- Morley, New York Location within the state of New York
- Coordinates: 44°39′49″N 75°7′57″W﻿ / ﻿44.66361°N 75.13250°W
- Country: United States
- State: New York
- County: St. Lawrence
- Town: Canton
- Elevation: 374 ft (114 m)
- Time zone: UTC-5 (Eastern (EST))
- • Summer (DST): UTC-4 (EDT)
- ZIP code: 13617
- Area code: 315
- Website: http://www.morley.ny.us/

= Morley, New York =

Morley is a hamlet in Canton, located in St. Lawrence County, New York, United States.

==Geography==
Morley is on the Grasse River, 6 mi downstream (north) from the Village of Canton, where the river passes through some rapids. Today, Morley is at the junction of St. Lawrence County Routes 14 and 27.

==History==
Morley was first settled in 1810. It was originally known as Long Rapids.

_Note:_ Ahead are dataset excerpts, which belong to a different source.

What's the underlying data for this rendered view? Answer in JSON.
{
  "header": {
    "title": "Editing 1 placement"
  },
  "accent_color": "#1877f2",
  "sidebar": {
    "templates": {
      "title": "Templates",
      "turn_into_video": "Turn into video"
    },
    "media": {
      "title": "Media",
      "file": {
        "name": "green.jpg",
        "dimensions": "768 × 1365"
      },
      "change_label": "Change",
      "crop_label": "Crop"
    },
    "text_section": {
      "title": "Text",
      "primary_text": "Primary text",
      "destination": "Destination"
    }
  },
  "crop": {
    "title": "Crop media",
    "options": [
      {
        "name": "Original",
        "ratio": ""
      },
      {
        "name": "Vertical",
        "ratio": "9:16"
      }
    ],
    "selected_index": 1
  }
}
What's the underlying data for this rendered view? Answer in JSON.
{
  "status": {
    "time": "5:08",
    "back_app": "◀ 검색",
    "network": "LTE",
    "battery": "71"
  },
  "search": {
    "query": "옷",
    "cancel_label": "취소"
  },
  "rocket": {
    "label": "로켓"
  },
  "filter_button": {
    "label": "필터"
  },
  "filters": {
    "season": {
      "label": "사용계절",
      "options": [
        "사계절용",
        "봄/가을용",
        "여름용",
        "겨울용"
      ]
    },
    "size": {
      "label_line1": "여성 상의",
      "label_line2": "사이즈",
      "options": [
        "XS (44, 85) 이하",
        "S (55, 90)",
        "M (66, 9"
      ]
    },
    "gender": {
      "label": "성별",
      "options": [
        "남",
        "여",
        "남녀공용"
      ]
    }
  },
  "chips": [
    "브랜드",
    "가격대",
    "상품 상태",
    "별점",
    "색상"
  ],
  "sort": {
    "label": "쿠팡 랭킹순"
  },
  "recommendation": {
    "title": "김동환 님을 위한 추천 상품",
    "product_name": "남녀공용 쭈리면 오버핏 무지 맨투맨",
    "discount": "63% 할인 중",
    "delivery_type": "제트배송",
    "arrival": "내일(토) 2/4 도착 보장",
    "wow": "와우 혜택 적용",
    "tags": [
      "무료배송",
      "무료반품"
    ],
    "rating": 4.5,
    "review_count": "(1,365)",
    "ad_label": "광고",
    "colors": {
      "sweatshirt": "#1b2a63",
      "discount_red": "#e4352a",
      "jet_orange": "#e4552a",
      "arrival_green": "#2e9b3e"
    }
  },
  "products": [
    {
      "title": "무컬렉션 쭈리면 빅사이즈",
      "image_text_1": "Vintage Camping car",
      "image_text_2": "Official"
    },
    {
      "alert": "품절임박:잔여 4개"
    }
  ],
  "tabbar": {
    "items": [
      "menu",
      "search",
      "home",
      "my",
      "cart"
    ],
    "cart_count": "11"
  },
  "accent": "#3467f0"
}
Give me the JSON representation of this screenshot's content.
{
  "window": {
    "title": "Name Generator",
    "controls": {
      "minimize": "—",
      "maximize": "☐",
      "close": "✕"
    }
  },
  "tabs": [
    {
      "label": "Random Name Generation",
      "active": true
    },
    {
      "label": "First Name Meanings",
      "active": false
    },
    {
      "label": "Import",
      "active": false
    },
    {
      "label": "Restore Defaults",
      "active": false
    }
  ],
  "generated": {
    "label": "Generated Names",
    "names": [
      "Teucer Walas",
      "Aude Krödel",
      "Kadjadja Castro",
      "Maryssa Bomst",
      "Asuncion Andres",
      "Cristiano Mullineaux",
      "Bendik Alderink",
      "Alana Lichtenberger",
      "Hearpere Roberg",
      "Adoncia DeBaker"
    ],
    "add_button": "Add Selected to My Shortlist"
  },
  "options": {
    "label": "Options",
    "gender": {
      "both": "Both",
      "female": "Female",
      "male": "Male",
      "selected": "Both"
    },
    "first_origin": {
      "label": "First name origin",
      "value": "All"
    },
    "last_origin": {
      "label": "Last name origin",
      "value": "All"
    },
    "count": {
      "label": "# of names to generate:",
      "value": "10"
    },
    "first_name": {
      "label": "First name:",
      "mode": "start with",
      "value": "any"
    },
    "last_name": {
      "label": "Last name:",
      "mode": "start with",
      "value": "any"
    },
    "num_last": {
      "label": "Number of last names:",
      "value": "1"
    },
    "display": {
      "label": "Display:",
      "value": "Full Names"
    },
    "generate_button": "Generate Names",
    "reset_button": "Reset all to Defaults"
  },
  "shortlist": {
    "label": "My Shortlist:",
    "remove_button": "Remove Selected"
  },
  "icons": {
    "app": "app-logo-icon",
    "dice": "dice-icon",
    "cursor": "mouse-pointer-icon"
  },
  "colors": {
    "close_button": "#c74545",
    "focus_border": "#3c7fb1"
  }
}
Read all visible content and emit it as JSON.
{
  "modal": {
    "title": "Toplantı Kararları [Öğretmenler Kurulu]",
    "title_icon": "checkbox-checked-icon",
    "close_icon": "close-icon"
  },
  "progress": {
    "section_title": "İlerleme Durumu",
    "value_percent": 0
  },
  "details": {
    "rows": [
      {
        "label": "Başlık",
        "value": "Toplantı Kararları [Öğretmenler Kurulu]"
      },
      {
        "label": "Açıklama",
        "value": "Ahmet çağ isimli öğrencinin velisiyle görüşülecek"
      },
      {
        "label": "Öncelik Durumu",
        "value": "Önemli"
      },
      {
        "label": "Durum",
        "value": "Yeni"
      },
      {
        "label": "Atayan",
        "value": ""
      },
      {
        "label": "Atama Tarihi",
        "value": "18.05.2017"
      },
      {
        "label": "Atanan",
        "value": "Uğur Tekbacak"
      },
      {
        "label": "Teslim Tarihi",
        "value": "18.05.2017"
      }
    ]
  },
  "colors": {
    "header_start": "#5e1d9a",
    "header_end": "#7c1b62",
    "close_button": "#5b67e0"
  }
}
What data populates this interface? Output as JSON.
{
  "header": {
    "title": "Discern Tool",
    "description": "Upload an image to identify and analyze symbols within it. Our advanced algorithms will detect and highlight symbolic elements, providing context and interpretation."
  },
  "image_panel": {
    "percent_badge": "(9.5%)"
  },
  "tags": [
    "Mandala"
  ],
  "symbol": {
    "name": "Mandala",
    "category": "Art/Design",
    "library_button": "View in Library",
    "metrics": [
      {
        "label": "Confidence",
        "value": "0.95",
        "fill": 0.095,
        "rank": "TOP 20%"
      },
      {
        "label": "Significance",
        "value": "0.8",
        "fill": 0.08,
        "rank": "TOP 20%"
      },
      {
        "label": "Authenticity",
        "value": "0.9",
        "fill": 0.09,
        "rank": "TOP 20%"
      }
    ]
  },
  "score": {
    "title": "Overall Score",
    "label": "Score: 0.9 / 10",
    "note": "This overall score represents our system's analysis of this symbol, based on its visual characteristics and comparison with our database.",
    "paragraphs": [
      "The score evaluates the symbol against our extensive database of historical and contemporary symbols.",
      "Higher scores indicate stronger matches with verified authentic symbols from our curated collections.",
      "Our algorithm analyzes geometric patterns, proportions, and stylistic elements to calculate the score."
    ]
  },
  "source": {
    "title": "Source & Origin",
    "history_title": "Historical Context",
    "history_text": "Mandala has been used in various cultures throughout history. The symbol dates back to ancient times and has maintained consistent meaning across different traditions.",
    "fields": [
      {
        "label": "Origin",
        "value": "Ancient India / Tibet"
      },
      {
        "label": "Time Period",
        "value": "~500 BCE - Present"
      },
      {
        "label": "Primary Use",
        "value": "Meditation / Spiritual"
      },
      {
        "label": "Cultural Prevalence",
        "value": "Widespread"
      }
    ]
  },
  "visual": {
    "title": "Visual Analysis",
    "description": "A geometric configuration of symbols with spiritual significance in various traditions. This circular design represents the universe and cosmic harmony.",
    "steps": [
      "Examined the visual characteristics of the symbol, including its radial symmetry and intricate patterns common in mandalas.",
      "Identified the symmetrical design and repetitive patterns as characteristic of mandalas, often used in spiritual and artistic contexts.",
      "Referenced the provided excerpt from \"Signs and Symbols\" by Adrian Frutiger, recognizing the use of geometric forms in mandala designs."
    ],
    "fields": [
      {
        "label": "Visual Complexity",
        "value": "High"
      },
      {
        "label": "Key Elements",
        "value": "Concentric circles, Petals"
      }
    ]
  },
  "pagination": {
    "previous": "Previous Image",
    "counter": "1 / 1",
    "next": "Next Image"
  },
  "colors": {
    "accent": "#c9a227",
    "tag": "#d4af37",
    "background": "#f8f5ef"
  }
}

A post office was established in 1839, and the hamlet got its new name of Morley in that year. The post office has since been closed. In its heyday, the center of activity in Morley was the Harrison Grist Mill. At its peak, the hamlet had a population of about 300.

The Harrison Grist Mill and Trinity Episcopal Chapel are listed on the National Register of Historic Places.